Finally, the long pending demand from the exporters for RoDTEP benefit to exports made by Advance Authorisation/DFIA holders, EOUs and SEZ Units has been met but with about 40% reduction in the rates for these categories. This is possibly because these units can get exemption from duty on fuel too. The fact however is that there are a handful of such exporters availing of that benefit.
On 8th March 2024, the DGFT issued Notification No. 70/2023 in this respect to elaborate on the amended provisions.
1. Sr. No. viii, x, xi and xii of Para 4.55 of FTP (concerning Ineligible Supplies/ Items/Categories under the Scheme for Remission of Duties & Taxes on Exported Products) has been deleted w.e.f 11.03.2024
2. Sr. No. vii of Para 4.54 has been amended to added the rates of RoDTEP notified under Appendix 4RE (for exports of goods manufactured by AA holders, EOUs and SEZ Units)
3. A New Para 4.59A has been added which allows RoDTEP on eligible items at the rates and per unit value cap as applicable under the new Appendix 4RE.
4. The benefit of RoDTEP for exports done by Advance Authorsation Holders(except deemed exports) and EOUs will be from 11.03.2024 till 30.09.2024 only.
5. The benefit of RoDTEP for exports done by SEZ units will be once IT Integration of SEZ units is done with ICEGATE System.
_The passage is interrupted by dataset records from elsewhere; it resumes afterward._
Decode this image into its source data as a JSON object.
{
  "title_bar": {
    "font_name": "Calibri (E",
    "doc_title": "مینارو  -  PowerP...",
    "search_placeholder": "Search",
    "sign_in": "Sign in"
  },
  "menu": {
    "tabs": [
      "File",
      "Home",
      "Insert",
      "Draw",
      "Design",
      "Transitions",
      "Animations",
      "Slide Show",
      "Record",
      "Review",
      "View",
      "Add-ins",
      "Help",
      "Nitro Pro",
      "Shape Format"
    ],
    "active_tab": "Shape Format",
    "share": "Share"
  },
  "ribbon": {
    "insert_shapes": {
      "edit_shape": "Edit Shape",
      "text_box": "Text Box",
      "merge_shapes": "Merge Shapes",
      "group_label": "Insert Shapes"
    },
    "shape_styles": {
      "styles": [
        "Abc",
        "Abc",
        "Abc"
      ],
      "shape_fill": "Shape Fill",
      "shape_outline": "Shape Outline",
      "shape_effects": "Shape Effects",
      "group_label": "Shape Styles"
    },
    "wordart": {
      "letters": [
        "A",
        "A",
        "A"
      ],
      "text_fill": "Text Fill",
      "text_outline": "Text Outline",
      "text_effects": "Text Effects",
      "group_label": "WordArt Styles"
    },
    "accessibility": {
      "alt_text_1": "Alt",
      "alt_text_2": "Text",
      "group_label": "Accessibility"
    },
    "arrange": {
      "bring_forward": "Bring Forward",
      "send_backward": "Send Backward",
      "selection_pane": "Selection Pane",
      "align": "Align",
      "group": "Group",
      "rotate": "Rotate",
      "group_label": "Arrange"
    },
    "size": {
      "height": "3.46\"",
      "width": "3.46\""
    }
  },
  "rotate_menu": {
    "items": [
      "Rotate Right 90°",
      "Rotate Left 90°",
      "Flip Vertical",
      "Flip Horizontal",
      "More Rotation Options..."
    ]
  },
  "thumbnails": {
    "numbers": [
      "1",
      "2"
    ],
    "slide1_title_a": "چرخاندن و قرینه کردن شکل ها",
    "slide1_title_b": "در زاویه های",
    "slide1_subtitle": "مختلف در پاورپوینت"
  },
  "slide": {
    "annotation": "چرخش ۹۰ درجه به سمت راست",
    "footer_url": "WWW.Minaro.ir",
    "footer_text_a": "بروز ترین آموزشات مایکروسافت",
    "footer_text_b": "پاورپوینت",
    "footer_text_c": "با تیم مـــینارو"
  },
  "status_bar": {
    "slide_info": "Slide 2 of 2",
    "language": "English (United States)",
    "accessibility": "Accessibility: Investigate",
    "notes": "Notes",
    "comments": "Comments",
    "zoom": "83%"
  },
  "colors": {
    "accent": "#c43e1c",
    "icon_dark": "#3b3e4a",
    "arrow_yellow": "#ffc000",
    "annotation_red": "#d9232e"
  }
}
This same is expected from 01.04.2024. The benefit will be available from date of implementation till 30.09.2024 only.
6. RoDTEP Rates for 25 HS Codes are revised to manage the budgetary outlay for RoDTEP benefits for export of goods manufactured by Advance Authorisation Holders, EOUs and SEZ Units.
7. The RoDTEP Scheme earlier extended in September 2023 till 30.06.2024 is now extended upto exports till 30.09.2024
However, MOOWR eligibility is still ineligible, don’t know why? Just to save some funds..
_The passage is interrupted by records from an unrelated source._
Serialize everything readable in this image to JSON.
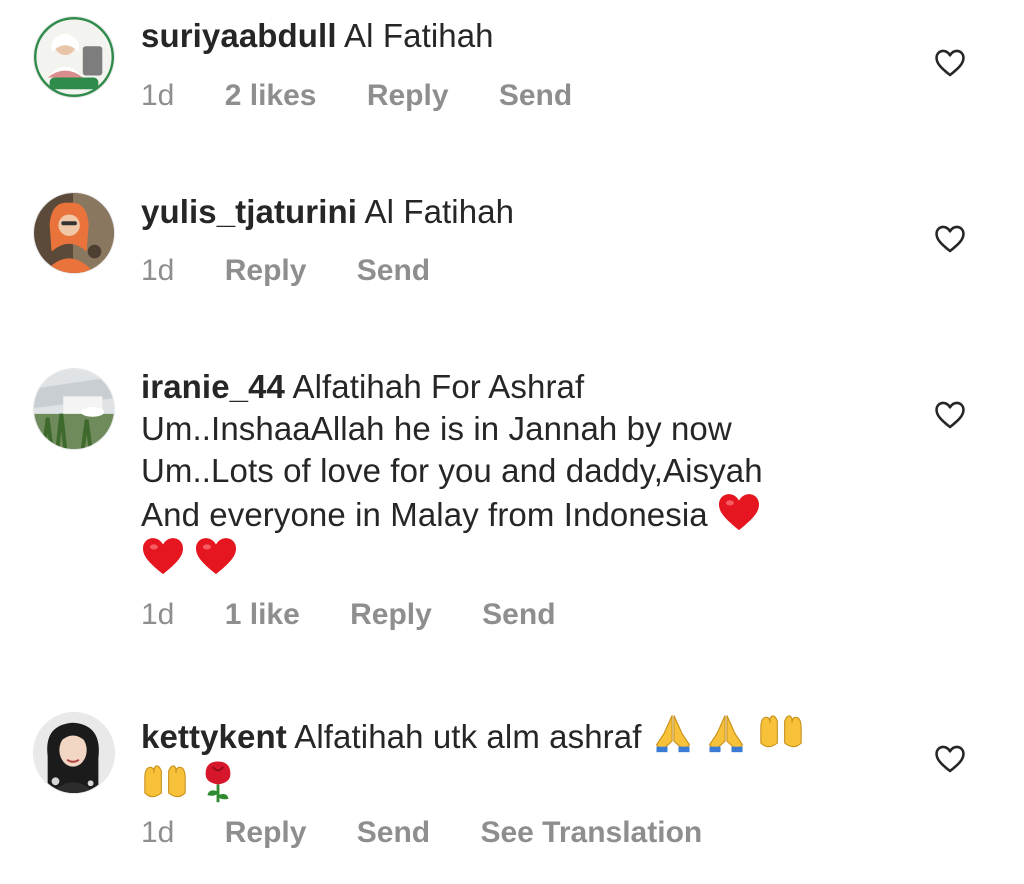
{
  "comments": [
    {
      "username": "suriyaabdull",
      "text": "Al Fatihah",
      "time": "1d",
      "likes": "2 likes",
      "reply": "Reply",
      "send": "Send"
    },
    {
      "username": "yulis_tjaturini",
      "text": "Al Fatihah",
      "time": "1d",
      "reply": "Reply",
      "send": "Send"
    },
    {
      "username": "iranie_44",
      "text_lines": [
        "Alfatihah For Ashraf",
        "Um..InshaaAllah he is in Jannah by now",
        "Um..Lots of love for you and daddy,Aisyah",
        "And everyone in Malay from Indonesia"
      ],
      "emojis": [
        "red-heart",
        "red-heart",
        "red-heart"
      ],
      "time": "1d",
      "likes": "1 like",
      "reply": "Reply",
      "send": "Send"
    },
    {
      "username": "kettykent",
      "text": "Alfatihah utk alm ashraf",
      "emojis": [
        "folded-hands",
        "folded-hands",
        "raising-hands",
        "raising-hands",
        "rose"
      ],
      "time": "1d",
      "reply": "Reply",
      "send": "Send",
      "translate": "See Translation"
    }
  ],
  "colors": {
    "text": "#262626",
    "muted": "#8e8e8e",
    "heart_outline": "#262626",
    "emoji_heart": "#e5161f"
  },
  "icons": {
    "like": "heart-outline-icon"
  }
}
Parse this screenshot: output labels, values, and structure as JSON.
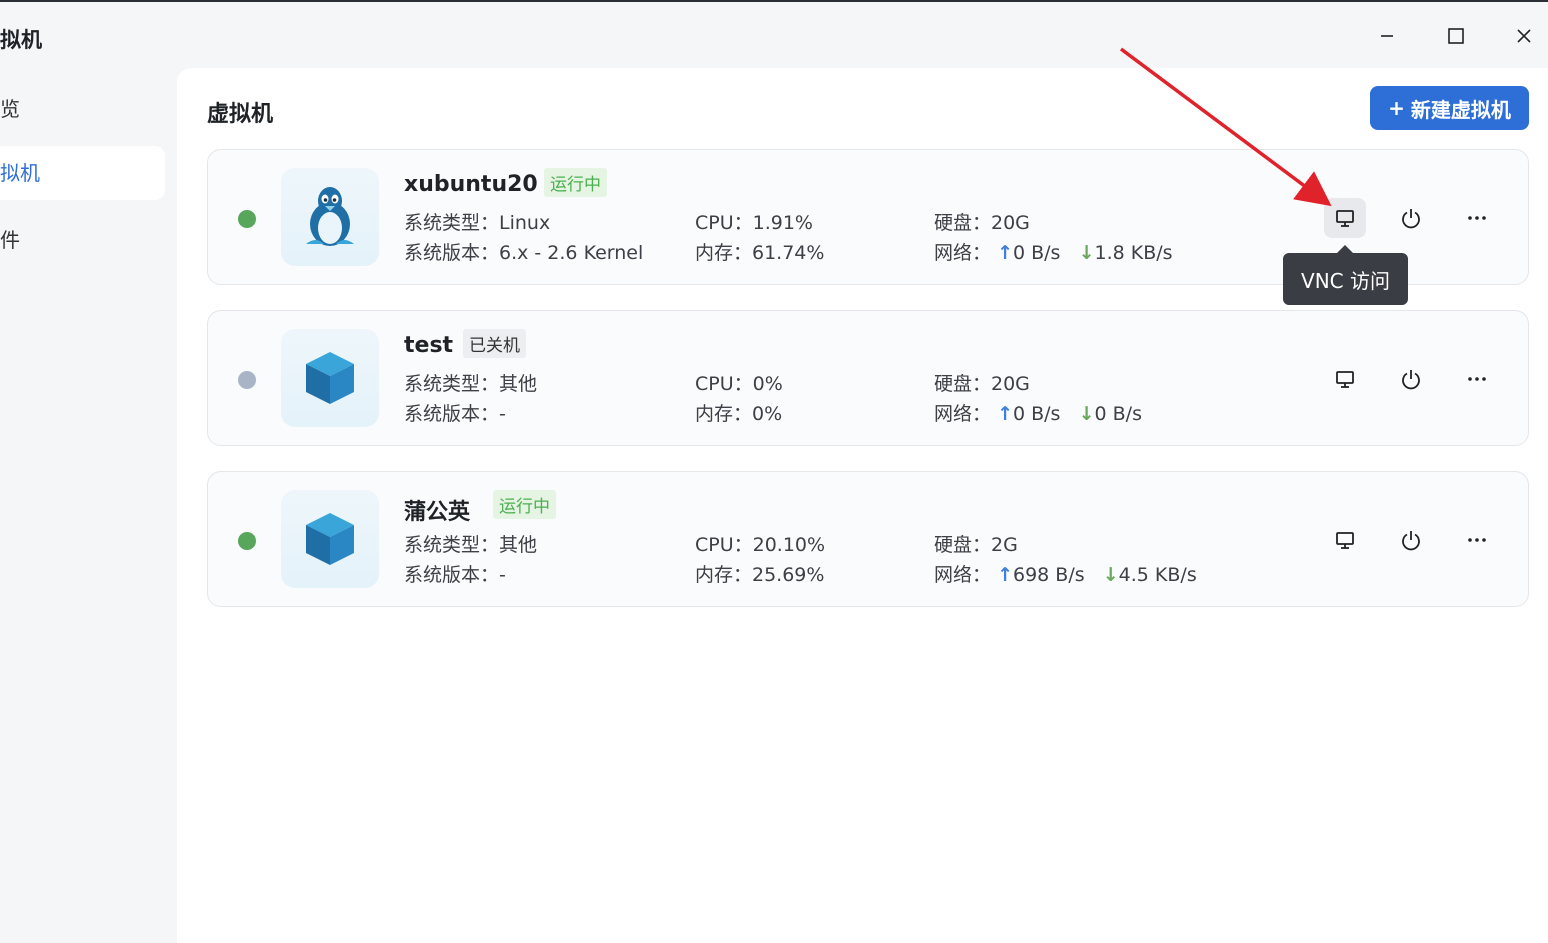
{
  "window": {
    "title": "拟机",
    "controls": [
      "minimize",
      "maximize",
      "close"
    ]
  },
  "sidebar": {
    "items": [
      {
        "label": "览",
        "active": false
      },
      {
        "label": "拟机",
        "active": true
      },
      {
        "label": "件",
        "active": false
      }
    ]
  },
  "main": {
    "title": "虚拟机",
    "new_button": {
      "icon": "+",
      "label": "新建虚拟机"
    }
  },
  "vms": [
    {
      "name": "xubuntu20",
      "status": "运行中",
      "running": true,
      "icon": "linux-penguin-icon",
      "type_label": "系统类型：Linux",
      "version_label": "系统版本：6.x - 2.6 Kernel",
      "cpu_label": "CPU：1.91%",
      "mem_label": "内存：61.74%",
      "disk_label": "硬盘：20G",
      "net_prefix": "网络：",
      "net_up": "0 B/s",
      "net_down": "1.8 KB/s"
    },
    {
      "name": "test",
      "status": "已关机",
      "running": false,
      "icon": "cube-icon",
      "type_label": "系统类型：其他",
      "version_label": "系统版本：-",
      "cpu_label": "CPU：0%",
      "mem_label": "内存：0%",
      "disk_label": "硬盘：20G",
      "net_prefix": "网络：",
      "net_up": "0 B/s",
      "net_down": "0 B/s"
    },
    {
      "name": "蒲公英",
      "status": "运行中",
      "running": true,
      "icon": "cube-icon",
      "type_label": "系统类型：其他",
      "version_label": "系统版本：-",
      "cpu_label": "CPU：20.10%",
      "mem_label": "内存：25.69%",
      "disk_label": "硬盘：2G",
      "net_prefix": "网络：",
      "net_up": "698 B/s",
      "net_down": "4.5 KB/s"
    }
  ],
  "tooltip": "VNC 访问",
  "colors": {
    "accent": "#2d6fd6",
    "running_dot": "#58a55c",
    "stopped_dot": "#a9b4c6",
    "running_badge_bg": "#e6f4e3",
    "running_badge_text": "#4caf50",
    "stopped_badge_bg": "#eceef1",
    "annotation_arrow": "#e0222a"
  }
}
For those in need of further clarification or assistance, 9999957442 or email at info@andees.com.
More Products added in RoDTEP Scheme
Chapters | No.Of Items | RoDTEP benefit |
Chapter 28 | 325 | 0.8% – 2% |
Chapter 29 | 896 | 0.8% – 2% |
Chapter 30 | 224 | 0.5% – 1.7% |
Chapter 73 | 360 | 0.5% – 1.6% |
Much Awaited RoDTEP rates are announced – Budgetary constraints clearly visible
DGFT office under the Ministry of Commerce has now notified the scheme guidelines along with the applicable rates under RoDTEP vide its notification No. 19/2015-20 dated 17th August 2021.
To see the announcement click notification. To see the rates click the Appendix.
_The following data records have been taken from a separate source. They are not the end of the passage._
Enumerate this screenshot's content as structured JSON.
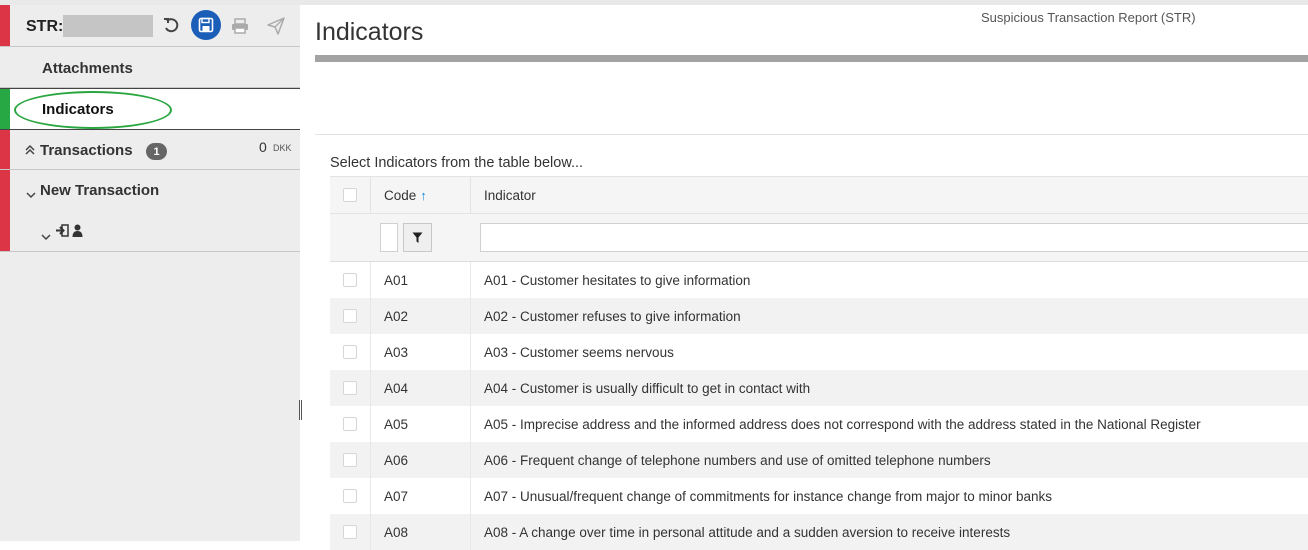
{
  "header": {
    "str_label": "STR:",
    "report_type": "Suspicious Transaction Report (STR)"
  },
  "sidebar": {
    "attachments": "Attachments",
    "indicators": "Indicators",
    "transactions": {
      "label": "Transactions",
      "count": "1",
      "amount": "0",
      "currency": "DKK"
    },
    "new_transaction": "New Transaction"
  },
  "main": {
    "title": "Indicators",
    "instruction": "Select Indicators from the table below...",
    "columns": {
      "code": "Code",
      "indicator": "Indicator"
    },
    "rows": [
      {
        "code": "A01",
        "indicator": "A01 - Customer hesitates to give information"
      },
      {
        "code": "A02",
        "indicator": "A02 - Customer refuses to give information"
      },
      {
        "code": "A03",
        "indicator": "A03 - Customer seems nervous"
      },
      {
        "code": "A04",
        "indicator": "A04 - Customer is usually difficult to get in contact with"
      },
      {
        "code": "A05",
        "indicator": "A05 - Imprecise address and the informed address does not correspond with the address stated in the National Register"
      },
      {
        "code": "A06",
        "indicator": "A06 - Frequent change of telephone numbers and use of omitted telephone numbers"
      },
      {
        "code": "A07",
        "indicator": "A07 - Unusual/frequent change of commitments for instance change from major to minor banks"
      },
      {
        "code": "A08",
        "indicator": "A08 - A change over time in personal attitude and a sudden aversion to receive interests"
      }
    ]
  },
  "colors": {
    "accent_red": "#dc3545",
    "accent_green": "#28a745",
    "save_blue": "#1a5eb8",
    "highlight_ellipse": "#2aa640"
  },
  "icons": [
    "undo-icon",
    "save-icon",
    "print-icon",
    "send-icon",
    "chevron-up-icon",
    "chevron-down-icon",
    "sign-in-icon",
    "user-icon",
    "filter-icon",
    "sort-asc-icon"
  ]
}
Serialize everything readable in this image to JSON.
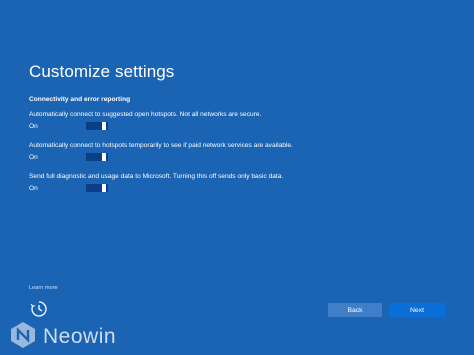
{
  "page": {
    "title": "Customize settings"
  },
  "section": {
    "heading": "Connectivity and error reporting"
  },
  "settings": [
    {
      "description": "Automatically connect to suggested open hotspots. Not all networks are secure.",
      "state_label": "On",
      "enabled": true
    },
    {
      "description": "Automatically connect to hotspots temporarily to see if paid network services are available.",
      "state_label": "On",
      "enabled": true
    },
    {
      "description": "Send full diagnostic and usage data to Microsoft. Turning this off sends only basic data.",
      "state_label": "On",
      "enabled": true
    }
  ],
  "footer": {
    "learn_more": "Learn more",
    "ease_icon": "ease-of-access-icon",
    "back_label": "Back",
    "next_label": "Next"
  },
  "watermark": {
    "logo_icon": "neowin-logo-icon",
    "text": "Neowin"
  },
  "colors": {
    "background": "#1b64b3",
    "toggle_track": "#0a3f86",
    "back_button": "#3f7fc7",
    "next_button": "#0b6fd9"
  }
}
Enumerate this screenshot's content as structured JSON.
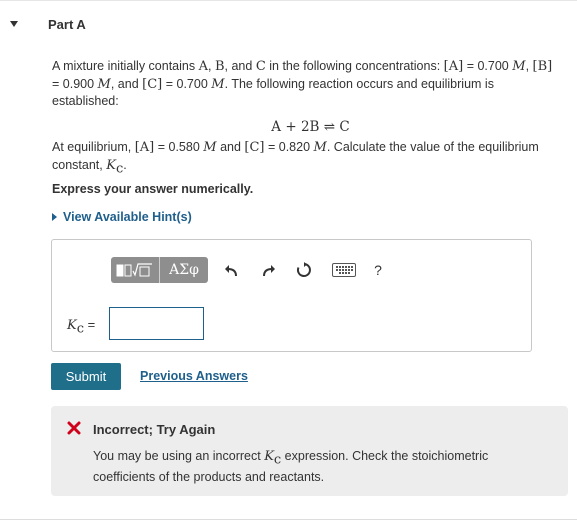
{
  "part": {
    "title": "Part A"
  },
  "problem": {
    "intro": "A mixture initially contains",
    "species_A": "A",
    "species_B": "B",
    "and1": "and",
    "species_C": "C",
    "mid": "in the following concentrations:",
    "conc_A_label": "[A]",
    "conc_A_value": "= 0.700",
    "conc_B_label": "[B]",
    "conc_B_value": "= 0.900",
    "conc_C_label": "[C]",
    "conc_C_value": "= 0.700",
    "unit": "M",
    "and2": ", and",
    "tail": ". The following reaction occurs and equilibrium is established:"
  },
  "equation": {
    "text": "A + 2B ⇌ C"
  },
  "equilibrium": {
    "intro": "At equilibrium,",
    "eq_A_label": "[A]",
    "eq_A_value": "= 0.580",
    "and": "and",
    "eq_C_label": "[C]",
    "eq_C_value": "= 0.820",
    "unit": "M",
    "tail": ". Calculate the value of the equilibrium constant,",
    "kc": "K",
    "kc_sub": "c"
  },
  "instruction": "Express your answer numerically.",
  "hint_link": "View Available Hint(s)",
  "toolbar": {
    "templates_label": "√□",
    "symbols_label": "ΑΣφ",
    "help_label": "?"
  },
  "answer": {
    "label": "K",
    "label_sub": "c",
    "equals": "=",
    "value": ""
  },
  "actions": {
    "submit_label": "Submit",
    "previous_label": "Previous Answers"
  },
  "feedback": {
    "title": "Incorrect; Try Again",
    "body_pre": "You may be using an incorrect",
    "kc": "K",
    "kc_sub": "c",
    "body_post": "expression. Check the stoichiometric coefficients of the products and reactants.",
    "color": "#d0021b"
  }
}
After a gap of almost 9 months from the notification date and after much dilly-dallying, the Government finally announced the RoDTEP rates for export products today. The scheme is supposed to replace the erstwhile MEIS and needs to be WTO compliant as it covers only those duties and taxes on exports that are not neutralized through GST and drawback.
While the actual amount of unutilized duty components on the products is presumably much higher, the rates are much lower than expected and with several constraints and value caps. This is clearly because of the budgetary constraint of only about Rs. 17000 crores
The most notable categories that are ineligible are those exported under Duty Exemption Schemes, by EOUs and by SEZs and manufactured in the new MOOVR scheme. The fact remains that these items also suffer the same amount of un-neutralized duty like other exports. The duty exemption, EOUs and SEZs schemes usually only exempt the BCD and IGST portion of the duties and not others like excise duty, electricity duty etc. The Government appears to be aware of this fact and would probably include them in the near future.
The rates are announced on 8550 line items, the maximum being 4.3% on textile goods and the lowest being 0.01% on precious metals and other high-value items. However, there are value caps on the items wherever the rates are in excess of 1.5%. About 30% of items have got the rate of 1%. Marine products have got upto 2.5% while vegetables and fruits have got only 1.4%. Tobacco, Minerals, Chemicals, Pharma, Fertilizers have been completely omitted. The steel sector has also been omitted even though they suffer the most. They may still not complain, however, given the high international prices that they are enjoying currently. Copper has got 0.3% while aluminium and aluminium products have got 1.2% to 2.2%. The engineering industry would not be happy with only 0.5% – 1% with very few items at 2%. Interestingly, the railway sector has got 1.8% for many products, that too without value cap.
Some of the interesting observations by Andees team are as follows:
Overall, the Government appears to have done a fair job of allocating the benefit to a large sector of the industry given the budgetary constraint. We hope that in future these rates will be revised to reflect the actual duty and taxes suffered by the industry and more and more sectors would be covered along with exports made under Duty Exemption Schemes, EOUs, SEZs, bonded warehouses etc. who all suffer the hidden and unutilized duties.